La rédaction en cours d’une instruction commune aux postes et à l’agence est l’occasion de réfléchir au degré de décentralisation de l’administration, et sur les interactions entre administration et politique, entre l’agence et le SPF, ainsi qu’au sein même de l’agence. Elle devrait permettre, par une formalisation des modes opératoires, de définir plus précisément les modalités de consultation et de décisions sur le terrain et de réduire les lourdeurs administratives qui pèsent sur un personnel déjà sous tension.
Des processus et mécanismes solides de gestion de l’aide
La Belgique dispose de processus et mécanismes solides pour gérer son aide. Informée par l’examen par les pairs de 2015 et des analyses de la Cour des comptes (Cour des comptes, 2015[6]), la DGD a développé un plan d’action pour mieux structurer son contrôle interne, renforcer la gestion et le suivi des subsides accordés (Chapitre 5) et assurer la qualité des interventions sous son contrôle. Certaines procédures demeurent administrativement lourdes, pour l’administration comme pour ses partenaires, et le défi demeure d’améliorer leur rendement sans augmenter la charge de travail, Enabel, quant à elle, est engagée dans une stratégie de réforme “Strat & Go” pour rendre son fonctionnement plus agile, efficace et efficient.
Le Tableau 4.1 présente une analyse des systèmes de coopération au développement de la Belgique.
La gestion des risques et l’intégrité financière et morale sont au cœur de l’agenda belge (Encadré 4.2). Partant d’une certaine aversion aux risques, l’administration belge a adopté une approche plus globale, proactive et multidimensionnelle qui vise à identifier et gérer les risques liés à l’atteinte des résultats de développement plus qu’à les éviter. Cette évolution va de pair avec la place centrale accordée aux contextes de fragilité et au développement du secteur privé local.
En 2018, la DGD, Enabel, BIO et 89 organisations de la société civile ont signé une Charte d’Intégrité ((n.a.), 2018[8]). Ce document, qui marque une étape importante dans la gestion, par la coopération belge, des risques d’atteinte à l’intégrité, s’est traduit par un plan d’action conjoint d’adoption des mesures préventives et correctives nécessaires à la gestion des risques d’intégrité, tant financière que morale.
Deux guides ont été élaborés sous l’égide de la DGD pour soutenir les partenaires dans le renforcement de leurs systèmes d’intégrité (Guide pour la gestion des plaintes liées aux atteintes à l’intégrité (Deloitte, 2019[9]) ; Processus d’analyse de l’intégrité lié aux partenaires de mise en œuvre (Deloitte, 2019[10])). Ils fournissent des conseils détaillés et pratiques. Par exemple, le guide d’analyse des partenaires identifie divers signaux d’alarme et des processus d’approbation et d’atténuation des risques.

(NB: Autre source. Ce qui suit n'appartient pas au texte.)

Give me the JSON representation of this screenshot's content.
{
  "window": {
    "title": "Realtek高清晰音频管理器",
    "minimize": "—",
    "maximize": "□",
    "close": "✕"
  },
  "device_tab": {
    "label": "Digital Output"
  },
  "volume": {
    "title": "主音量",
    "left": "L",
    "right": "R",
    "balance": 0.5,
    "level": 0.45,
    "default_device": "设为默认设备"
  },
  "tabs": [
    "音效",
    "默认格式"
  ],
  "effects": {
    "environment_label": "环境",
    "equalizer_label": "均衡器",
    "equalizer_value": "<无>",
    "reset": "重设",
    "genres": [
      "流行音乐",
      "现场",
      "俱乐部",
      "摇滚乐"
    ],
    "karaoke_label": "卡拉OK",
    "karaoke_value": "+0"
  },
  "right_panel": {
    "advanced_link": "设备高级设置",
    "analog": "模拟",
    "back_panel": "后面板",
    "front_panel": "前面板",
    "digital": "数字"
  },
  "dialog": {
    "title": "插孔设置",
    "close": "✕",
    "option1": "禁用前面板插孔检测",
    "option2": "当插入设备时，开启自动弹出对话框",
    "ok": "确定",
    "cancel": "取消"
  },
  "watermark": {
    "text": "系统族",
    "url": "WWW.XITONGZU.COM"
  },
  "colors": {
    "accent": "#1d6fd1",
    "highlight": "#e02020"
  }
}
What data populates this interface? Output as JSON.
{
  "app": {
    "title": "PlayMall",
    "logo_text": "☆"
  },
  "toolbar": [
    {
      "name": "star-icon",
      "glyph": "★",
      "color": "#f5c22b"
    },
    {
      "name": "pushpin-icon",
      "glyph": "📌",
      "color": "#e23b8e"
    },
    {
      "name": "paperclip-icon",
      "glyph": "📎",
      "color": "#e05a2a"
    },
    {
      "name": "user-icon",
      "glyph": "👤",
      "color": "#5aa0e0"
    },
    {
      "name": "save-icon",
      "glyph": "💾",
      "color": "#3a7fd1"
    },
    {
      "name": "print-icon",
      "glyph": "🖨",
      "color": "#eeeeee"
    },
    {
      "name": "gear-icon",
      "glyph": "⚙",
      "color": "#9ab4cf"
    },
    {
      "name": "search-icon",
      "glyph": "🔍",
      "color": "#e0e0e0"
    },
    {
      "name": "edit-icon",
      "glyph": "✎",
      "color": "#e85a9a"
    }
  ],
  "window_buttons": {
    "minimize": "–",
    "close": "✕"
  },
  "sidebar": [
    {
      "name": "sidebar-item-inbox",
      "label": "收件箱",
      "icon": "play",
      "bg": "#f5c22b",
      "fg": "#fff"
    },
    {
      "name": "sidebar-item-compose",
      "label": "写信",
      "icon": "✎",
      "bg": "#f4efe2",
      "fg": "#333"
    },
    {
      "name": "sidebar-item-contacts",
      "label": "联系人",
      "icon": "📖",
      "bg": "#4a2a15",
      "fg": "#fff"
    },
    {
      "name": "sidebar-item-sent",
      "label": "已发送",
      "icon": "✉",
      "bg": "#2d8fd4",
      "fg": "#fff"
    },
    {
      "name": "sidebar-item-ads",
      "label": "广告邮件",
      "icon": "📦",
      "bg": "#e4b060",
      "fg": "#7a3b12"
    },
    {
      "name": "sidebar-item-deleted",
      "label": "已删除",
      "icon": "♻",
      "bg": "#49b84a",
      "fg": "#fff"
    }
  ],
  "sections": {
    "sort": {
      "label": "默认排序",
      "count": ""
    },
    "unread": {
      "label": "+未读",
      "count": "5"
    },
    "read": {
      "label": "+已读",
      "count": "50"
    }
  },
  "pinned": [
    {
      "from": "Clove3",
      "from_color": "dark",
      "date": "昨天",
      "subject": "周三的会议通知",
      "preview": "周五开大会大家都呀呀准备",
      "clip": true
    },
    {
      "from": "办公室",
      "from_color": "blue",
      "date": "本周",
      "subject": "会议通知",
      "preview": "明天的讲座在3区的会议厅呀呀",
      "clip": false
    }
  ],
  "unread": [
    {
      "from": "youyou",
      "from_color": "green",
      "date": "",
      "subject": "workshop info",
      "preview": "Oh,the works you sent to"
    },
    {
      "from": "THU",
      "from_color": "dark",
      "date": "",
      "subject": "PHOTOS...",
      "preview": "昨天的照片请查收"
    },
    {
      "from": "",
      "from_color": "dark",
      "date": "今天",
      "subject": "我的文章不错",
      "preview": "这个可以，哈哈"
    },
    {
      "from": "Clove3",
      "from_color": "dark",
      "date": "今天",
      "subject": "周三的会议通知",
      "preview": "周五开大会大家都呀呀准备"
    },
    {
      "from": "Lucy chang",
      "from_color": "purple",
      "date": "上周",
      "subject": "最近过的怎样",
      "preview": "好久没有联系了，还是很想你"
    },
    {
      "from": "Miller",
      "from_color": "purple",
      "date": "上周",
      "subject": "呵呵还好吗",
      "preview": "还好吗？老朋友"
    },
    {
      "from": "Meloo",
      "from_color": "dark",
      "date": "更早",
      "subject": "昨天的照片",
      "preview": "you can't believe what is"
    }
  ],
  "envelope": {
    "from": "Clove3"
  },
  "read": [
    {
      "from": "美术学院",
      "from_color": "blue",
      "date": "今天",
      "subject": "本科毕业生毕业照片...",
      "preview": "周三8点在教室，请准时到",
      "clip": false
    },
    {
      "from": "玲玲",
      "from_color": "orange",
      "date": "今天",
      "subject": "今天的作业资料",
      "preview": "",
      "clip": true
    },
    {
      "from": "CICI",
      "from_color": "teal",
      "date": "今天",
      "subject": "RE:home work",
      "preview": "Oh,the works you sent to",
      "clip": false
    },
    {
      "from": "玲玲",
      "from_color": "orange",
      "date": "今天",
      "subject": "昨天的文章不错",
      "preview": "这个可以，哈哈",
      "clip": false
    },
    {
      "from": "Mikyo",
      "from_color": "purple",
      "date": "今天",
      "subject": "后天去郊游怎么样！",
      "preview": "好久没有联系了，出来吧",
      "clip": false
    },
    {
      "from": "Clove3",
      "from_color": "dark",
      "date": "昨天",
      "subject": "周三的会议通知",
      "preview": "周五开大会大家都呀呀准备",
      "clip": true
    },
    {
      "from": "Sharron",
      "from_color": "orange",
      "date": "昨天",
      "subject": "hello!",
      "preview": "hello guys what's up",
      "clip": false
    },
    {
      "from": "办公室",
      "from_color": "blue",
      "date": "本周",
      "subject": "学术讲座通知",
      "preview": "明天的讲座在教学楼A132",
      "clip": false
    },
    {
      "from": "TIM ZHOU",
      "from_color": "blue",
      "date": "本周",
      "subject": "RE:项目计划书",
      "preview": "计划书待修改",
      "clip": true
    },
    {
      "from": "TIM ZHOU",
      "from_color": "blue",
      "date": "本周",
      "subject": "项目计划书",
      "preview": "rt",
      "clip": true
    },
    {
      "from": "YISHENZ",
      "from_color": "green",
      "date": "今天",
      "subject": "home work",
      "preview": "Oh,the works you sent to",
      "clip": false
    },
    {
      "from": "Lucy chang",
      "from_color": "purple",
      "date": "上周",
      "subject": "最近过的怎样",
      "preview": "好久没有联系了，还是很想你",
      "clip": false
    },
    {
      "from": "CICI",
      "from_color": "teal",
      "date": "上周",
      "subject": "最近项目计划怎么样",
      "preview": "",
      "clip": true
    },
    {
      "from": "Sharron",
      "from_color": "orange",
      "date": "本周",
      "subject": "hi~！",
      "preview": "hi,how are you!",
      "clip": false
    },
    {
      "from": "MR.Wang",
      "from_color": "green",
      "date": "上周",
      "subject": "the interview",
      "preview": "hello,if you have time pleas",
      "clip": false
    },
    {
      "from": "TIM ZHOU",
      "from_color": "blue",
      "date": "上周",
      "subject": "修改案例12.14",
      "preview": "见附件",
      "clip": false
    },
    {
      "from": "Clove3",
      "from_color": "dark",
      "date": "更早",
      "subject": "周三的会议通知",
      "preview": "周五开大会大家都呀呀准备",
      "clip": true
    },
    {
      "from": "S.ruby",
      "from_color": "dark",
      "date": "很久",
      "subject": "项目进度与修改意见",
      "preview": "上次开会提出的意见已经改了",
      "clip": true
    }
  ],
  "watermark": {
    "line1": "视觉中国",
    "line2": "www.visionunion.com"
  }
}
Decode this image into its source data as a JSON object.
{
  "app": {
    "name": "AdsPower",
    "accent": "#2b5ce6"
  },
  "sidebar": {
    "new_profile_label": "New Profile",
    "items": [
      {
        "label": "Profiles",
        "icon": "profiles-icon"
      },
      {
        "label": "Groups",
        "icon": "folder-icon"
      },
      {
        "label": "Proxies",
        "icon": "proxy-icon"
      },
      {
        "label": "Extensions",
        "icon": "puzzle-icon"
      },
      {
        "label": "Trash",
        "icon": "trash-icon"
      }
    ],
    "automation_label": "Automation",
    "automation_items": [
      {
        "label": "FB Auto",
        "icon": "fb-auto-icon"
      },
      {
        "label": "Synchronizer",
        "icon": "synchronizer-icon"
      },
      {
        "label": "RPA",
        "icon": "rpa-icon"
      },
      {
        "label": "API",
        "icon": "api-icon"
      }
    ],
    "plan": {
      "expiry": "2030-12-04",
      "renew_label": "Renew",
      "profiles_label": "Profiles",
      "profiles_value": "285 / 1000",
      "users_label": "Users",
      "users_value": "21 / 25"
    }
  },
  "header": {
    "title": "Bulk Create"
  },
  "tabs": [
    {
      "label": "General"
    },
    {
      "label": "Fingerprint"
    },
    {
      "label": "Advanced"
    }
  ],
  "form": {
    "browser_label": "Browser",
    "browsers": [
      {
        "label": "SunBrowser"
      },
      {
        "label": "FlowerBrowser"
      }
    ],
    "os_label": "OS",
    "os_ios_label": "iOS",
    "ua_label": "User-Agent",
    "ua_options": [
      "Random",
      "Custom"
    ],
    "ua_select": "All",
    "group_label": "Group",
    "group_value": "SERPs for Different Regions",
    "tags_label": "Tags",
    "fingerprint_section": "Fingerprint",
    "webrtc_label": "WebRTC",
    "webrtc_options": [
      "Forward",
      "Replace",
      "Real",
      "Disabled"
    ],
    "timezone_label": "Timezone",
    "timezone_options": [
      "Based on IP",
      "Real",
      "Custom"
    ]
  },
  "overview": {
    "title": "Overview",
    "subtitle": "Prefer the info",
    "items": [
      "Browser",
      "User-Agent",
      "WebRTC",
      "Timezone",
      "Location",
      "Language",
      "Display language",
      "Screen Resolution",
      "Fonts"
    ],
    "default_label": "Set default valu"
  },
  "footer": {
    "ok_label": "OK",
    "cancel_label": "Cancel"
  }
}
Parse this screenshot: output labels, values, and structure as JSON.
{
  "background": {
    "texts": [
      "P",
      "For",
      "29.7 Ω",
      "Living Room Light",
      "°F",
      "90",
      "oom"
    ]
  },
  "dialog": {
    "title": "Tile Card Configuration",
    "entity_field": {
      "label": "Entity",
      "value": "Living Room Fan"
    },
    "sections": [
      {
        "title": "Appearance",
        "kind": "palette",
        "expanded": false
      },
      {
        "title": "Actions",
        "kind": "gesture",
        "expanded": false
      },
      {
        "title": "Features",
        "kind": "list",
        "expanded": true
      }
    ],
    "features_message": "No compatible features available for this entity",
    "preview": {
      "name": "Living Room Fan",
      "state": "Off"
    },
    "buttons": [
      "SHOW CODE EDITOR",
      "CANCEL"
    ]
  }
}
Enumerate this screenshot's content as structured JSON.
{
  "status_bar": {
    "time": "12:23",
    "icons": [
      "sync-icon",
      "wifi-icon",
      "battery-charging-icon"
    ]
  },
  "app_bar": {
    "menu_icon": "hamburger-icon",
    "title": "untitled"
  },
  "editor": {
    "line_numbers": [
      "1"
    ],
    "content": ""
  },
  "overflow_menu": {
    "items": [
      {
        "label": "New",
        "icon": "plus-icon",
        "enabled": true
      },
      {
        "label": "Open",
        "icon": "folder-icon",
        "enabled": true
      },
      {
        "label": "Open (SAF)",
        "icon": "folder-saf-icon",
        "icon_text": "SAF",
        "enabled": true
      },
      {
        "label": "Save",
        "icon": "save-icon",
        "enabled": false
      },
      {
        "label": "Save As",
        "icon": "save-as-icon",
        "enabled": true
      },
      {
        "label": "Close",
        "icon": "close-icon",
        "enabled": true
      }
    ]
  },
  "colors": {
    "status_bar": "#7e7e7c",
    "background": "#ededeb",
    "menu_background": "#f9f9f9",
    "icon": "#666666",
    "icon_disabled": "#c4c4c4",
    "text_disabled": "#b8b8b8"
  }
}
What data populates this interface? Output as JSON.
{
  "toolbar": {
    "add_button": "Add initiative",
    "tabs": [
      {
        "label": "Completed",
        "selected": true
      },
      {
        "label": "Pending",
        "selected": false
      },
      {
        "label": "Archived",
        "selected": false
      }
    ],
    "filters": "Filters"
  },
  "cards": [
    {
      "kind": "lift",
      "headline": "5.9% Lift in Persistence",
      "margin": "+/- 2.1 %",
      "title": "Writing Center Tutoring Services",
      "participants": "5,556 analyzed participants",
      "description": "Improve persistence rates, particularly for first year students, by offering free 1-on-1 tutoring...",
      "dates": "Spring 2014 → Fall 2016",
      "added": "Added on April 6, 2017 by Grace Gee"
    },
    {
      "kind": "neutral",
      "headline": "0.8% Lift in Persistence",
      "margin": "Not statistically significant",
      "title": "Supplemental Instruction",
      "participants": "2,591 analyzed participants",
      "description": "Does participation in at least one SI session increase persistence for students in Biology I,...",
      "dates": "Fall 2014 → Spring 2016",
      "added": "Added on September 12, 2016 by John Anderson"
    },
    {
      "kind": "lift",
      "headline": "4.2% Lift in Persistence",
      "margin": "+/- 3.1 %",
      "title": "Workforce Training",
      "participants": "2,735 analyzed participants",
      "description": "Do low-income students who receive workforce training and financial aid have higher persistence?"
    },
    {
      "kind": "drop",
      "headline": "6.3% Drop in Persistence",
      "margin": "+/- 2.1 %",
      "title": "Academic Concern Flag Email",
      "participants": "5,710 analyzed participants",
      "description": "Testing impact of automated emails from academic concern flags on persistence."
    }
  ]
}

Le développement en cours de mécanismes formels d’alerte et d’investigation, ainsi que des sessions de formation et de sensibilisation – à Bruxelles comme sur le terrain – permettront à la Belgique de consolider ces efforts.
Cette démarche participe de la mise en œuvre de la Recommandation du Conseil de l’OCDE à l’intention des acteurs de la coopération pour le développement sur la gestion du risque de corruption (OCDE, 2016[11]). Elle anticipe et traite également des principes à la base de la Recommandation du CAD sur l'élimination de l'exploitation sexuelle, des atteintes sexuelles et du harcèlement sexuel dans le contexte de la coopération pour le développement et de l'aide humanitaire (OCDE, Comité d'aide au développement, 2019[12]).
Sources : Deloitte (2019[9]), Guide pour la gestion des plaintes liées aux atteintes à l’intégrité ; Deloitte (2019[10]), Processus d’analyse de l’intégrité lié aux partenaires de mise en œuvre.
La coopération belge compte sur un personnel engagé mais en mal d’accompagnement
La gestion des ressources humaines demeure un défi majeur pour la DGD et la recommandation de la revue par les pairs de 2015 reste valide (OCDE, 2015[3]). Malgré une pression sur les effectifs de l’ensemble du SPF qui a particulièrement impacté la DGD jusqu’en 2016, la rotation importante du personnel et la contraction générale des moyens budgétaires à la fonction publique belge, la DGD a réussi à stabiliser le nombre de ses agents ces trois dernières années grâce à des dispositifs d’échanges de fonctionnaires, de mobilité interne et de détachement. Toutefois, l’équipe humanitaire a vu ses effectifs réduire alors que ses financements se sont fortement accrus, ce qui associé, à une forte rotation du personnel, accroît les risques fiduciaires et de réputation. De plus, les fonctions de coopération au développement dans le réseau des postes ont réduit drastiquement, passant de 54 en 2014 à 28 en 2020, alors que les ambassades doivent désormais s’impliquer activement dans le suivi des partenaires multilatéraux prioritaires (Chapitre 2).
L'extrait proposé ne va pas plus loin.